C'est exactement en ces termes que j'ai discuté avec mes interlocuteurs, monsieur Mariton ! Il est bien normal que vous accordiez de l'attention aux pseudo-romans racontés ici ou là par des quidams qui se croient toujours – à tort – mieux informés que les autres. Reste que je me trouvais, moi, au coeur de la discussion. Et les affirmations que j'ai pu lire dans un journal, selon lesquelles c'est à la suite d'une certaine rencontre que j'aurais proposé au Gouvernement de respecter la règle des 3 % de déficit, sont complètement fausses ! D'ailleurs, quiconque observe l'ordre chronologique de mes déclarations et de mes prises de contact s'apercevra qu'à aucun moment je n'ai demandé à qui que ce soit je ne sais quel délai supplémentaire... Voilà qui ne serait pas à la hauteur de l'idée que je me fais de la France et de sa grandeur ! Nous y avions certes habitué nos partenaires, tant en 2002 qu'en 2007, et cela est même advenu au cours de ces dernières années puisque, sans que nous l'ayons sollicité, un délai nous a été accordé par la Commission européenne, compte tenu de la spécificité de la situation et conformément aux textes régissant notre vie commune.

J'ai donc expliqué la logique du pacte de responsabilité et de solidarité à l'ensemble de nos partenaires : au FMI, qui a parfois une vision plus équilibrée de la situation européenne que celle que l'on peut entendre dans certains cercles européens, à la Commission européenne et, surtout, à mes homologues des autres États membres.

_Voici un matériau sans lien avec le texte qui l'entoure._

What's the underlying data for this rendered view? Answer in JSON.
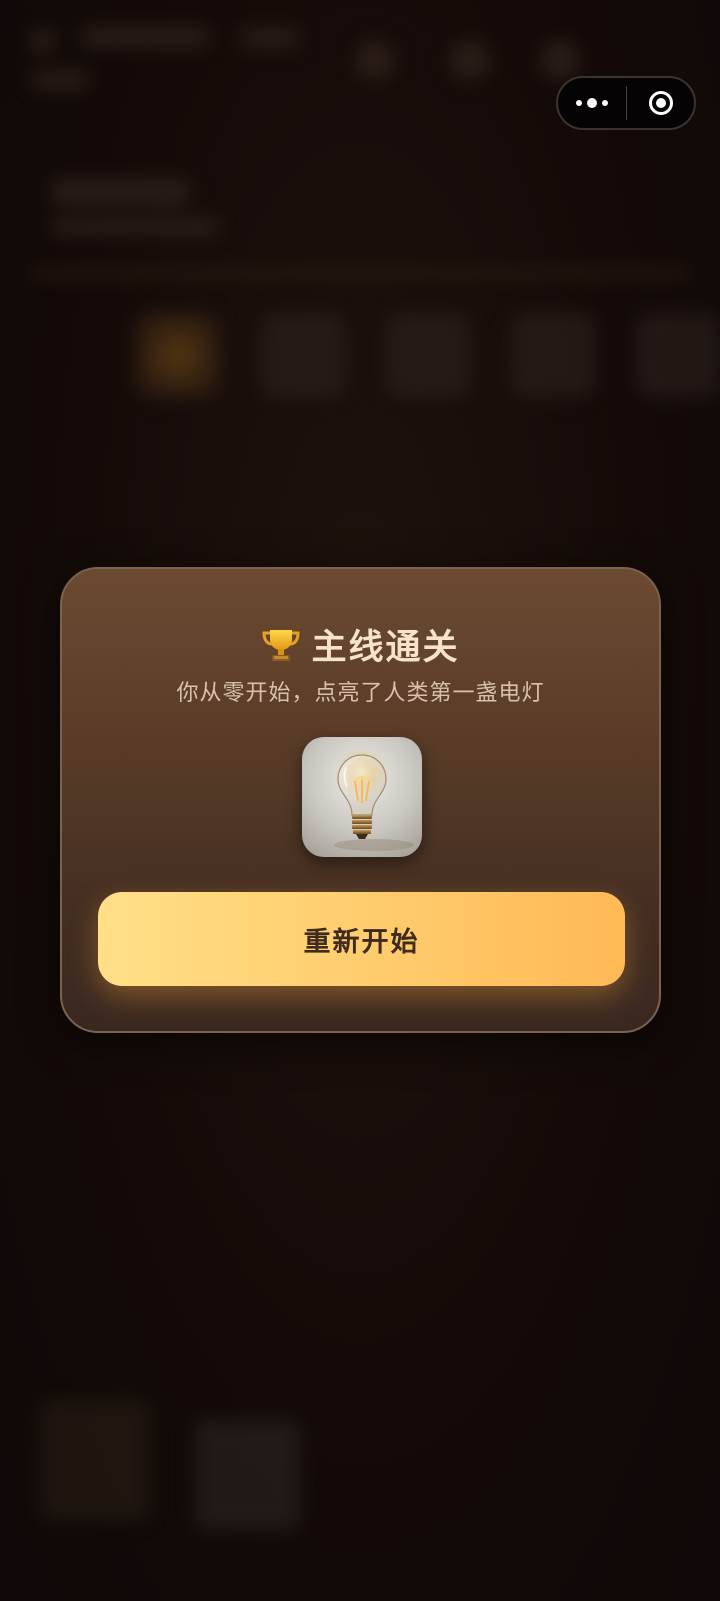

Je leur ai expliqué en quoi ce pacte constituait la contribution française à la hausse de la croissance en Europe. Or, tous m'ont répondu que nous étions sur la bonne voie et que nous avions retenu la bonne manière de procéder – en particulier lorsque nous cherchions à faire en sorte que nos entreprises regagnent en compétitivité et qu'elles aient des marges suffisantes pour investir et embaucher.

Sous l'autorité des déclarations du Président de la République et du Premier ministre, j'ai affirmé qu'il était nécessaire d'adapter le rythme d'application de ces mesures – ce dont certains ont déduit que cela revenait à le ralentir. Les courbes illustrent d'ailleurs que le rythme que nous avons retenu pour réduire nos déficits n'est pas exactement le même que celui annoncé au cours des deux dernières années. Nous l'avons en effet adapté au financement du pacte de responsabilité et à ses conséquences positives sur la croissance française. C'est ainsi que la France pourra conserver une voix forte en Europe et adopter une position différente de celle de la Banque centrale européenne sur l'euro. Si je n'établis aucune relation de cause à effet entre notre explication du pacte de responsabilité et les déclarations de M. Draghi sur la nécessité de mettre fin à la surévaluation de l'euro, nous avons cependant contribué à les rendre possibles. De même, c'est parce que nous tenons nos engagements et que nous sommes forts en Europe que nous pouvons pousser à la mise en place de l'Union bancaire – et ce, malgré nos divergences d'intérêt avec notre partenaire allemand. C'est aussi parce que la France pèse et qu'elle est respectée et respectable que nous pouvons faire en sorte que la taxe sur les transactions financières devienne réalité dès maintenant et obtenir la réalisation d'investissements au niveau européen. On dit d'ailleurs souvent à juste titre que si les dettes sont étatiques, les capacités d'investissement se situent quant à elles au niveau européen. Mais pour peser en ce sens, encore faut-il que la France soit respectée.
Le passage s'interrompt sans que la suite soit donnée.